5. Limitations and Future Work
The major limitation of expressivity is that, being an approximation of mutual information (MI), it depends on entropy, which, in turn, depends on the distribution of attribute labels, which might, in principle, affect absolute value-based comparison between different attributes. This is true for any MI-based technique. However, in our dataset, categorical attributes (sex, SLVH) are well balanced, while continuous attributes (age, IVSDd, LVPWDd, LVIDDd) follow physiologically plausible Gaussian-like distributions without extreme skew. Moreover, our analysis focuses on relative changes across network layers rather than absolute comparisons between unrelated attributes. Thus, the observed trends remain valid, and we additionally verified robustness through ablations. This study highlights the dual importance of (i) foundation models as powerful representation learners, as we can directly detect echocardiographic metrics from chest X-rays, and (ii) MINE-based expressivity analysis as a tool to investigate what these models encode. A natural extension of our framework is to incorporate a broader set of clinical and demographic attributes, such as comorbidities, race, medication history, or lifestyle factors, to obtain a more exhaustive ordering of attribute relevance for detecting cardiac structural abnormalities from chest radiographs.
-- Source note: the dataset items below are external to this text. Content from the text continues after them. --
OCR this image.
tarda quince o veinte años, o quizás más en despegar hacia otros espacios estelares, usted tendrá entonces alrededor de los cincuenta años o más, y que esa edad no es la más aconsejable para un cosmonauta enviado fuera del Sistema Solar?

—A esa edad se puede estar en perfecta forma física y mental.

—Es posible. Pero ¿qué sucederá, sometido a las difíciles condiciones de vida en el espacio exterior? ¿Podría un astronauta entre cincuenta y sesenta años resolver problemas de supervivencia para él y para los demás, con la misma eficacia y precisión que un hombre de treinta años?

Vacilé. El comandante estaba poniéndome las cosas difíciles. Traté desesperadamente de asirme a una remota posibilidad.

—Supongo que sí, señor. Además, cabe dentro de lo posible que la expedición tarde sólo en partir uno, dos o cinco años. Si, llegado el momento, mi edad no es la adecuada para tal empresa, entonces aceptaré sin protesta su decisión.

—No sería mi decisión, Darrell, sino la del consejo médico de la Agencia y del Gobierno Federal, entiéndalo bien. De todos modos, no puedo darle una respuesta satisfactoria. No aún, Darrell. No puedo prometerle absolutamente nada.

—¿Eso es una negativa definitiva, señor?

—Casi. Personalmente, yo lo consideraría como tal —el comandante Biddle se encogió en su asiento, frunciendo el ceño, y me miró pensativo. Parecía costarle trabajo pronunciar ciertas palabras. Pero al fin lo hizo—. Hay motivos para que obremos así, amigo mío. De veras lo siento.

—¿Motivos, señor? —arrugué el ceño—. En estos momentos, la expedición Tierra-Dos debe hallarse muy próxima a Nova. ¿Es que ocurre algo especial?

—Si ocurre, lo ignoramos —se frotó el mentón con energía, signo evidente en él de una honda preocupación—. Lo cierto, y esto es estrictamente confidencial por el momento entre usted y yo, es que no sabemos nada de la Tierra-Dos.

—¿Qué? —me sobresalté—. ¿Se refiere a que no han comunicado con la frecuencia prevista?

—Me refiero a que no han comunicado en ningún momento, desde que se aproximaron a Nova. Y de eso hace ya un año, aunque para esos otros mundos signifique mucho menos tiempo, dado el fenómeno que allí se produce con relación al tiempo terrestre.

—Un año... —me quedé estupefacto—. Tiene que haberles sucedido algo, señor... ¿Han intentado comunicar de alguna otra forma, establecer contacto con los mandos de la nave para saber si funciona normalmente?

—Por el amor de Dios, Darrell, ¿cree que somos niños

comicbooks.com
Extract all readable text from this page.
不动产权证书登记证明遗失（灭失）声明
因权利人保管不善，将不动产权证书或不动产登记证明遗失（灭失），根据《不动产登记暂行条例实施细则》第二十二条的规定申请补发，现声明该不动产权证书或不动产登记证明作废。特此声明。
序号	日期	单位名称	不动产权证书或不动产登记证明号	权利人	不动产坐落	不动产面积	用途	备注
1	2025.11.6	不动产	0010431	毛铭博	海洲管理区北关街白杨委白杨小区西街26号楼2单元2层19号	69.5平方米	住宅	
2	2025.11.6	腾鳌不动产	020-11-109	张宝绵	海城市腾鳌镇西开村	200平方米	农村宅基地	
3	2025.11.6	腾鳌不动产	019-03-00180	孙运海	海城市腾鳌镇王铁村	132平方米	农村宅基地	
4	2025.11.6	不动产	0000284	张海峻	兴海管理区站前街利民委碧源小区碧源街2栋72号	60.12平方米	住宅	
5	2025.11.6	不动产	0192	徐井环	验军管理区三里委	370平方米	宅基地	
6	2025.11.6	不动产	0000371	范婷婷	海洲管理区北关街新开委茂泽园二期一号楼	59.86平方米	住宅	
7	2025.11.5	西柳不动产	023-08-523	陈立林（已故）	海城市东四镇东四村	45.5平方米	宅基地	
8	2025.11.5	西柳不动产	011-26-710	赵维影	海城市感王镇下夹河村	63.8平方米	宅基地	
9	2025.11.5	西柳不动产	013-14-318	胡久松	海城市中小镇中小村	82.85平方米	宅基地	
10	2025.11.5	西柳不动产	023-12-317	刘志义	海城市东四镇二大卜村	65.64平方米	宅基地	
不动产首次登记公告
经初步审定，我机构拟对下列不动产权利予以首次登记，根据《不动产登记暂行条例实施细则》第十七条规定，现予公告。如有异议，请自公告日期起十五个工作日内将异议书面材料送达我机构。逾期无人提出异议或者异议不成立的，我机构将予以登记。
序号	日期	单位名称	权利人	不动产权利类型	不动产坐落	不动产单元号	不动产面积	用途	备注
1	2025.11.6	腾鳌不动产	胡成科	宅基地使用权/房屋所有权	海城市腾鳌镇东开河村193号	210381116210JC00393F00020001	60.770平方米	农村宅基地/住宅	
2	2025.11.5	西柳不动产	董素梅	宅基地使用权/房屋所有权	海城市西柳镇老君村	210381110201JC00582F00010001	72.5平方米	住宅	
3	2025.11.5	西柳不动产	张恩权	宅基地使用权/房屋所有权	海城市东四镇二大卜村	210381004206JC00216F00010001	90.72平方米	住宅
Another promising avenue is attribute suppression, where attributes that are less clinically informative (e.g., LVIDd in the context of hypertrophy, as suggested by both our MINE analysis and clinical guidelines) can be down-weighted or actively suppressed during representation learning. Such targeted interventions may improve the specificity of deep models, mitigate spurious correlations, and bring the learned features closer to clinically actionable biomarkers.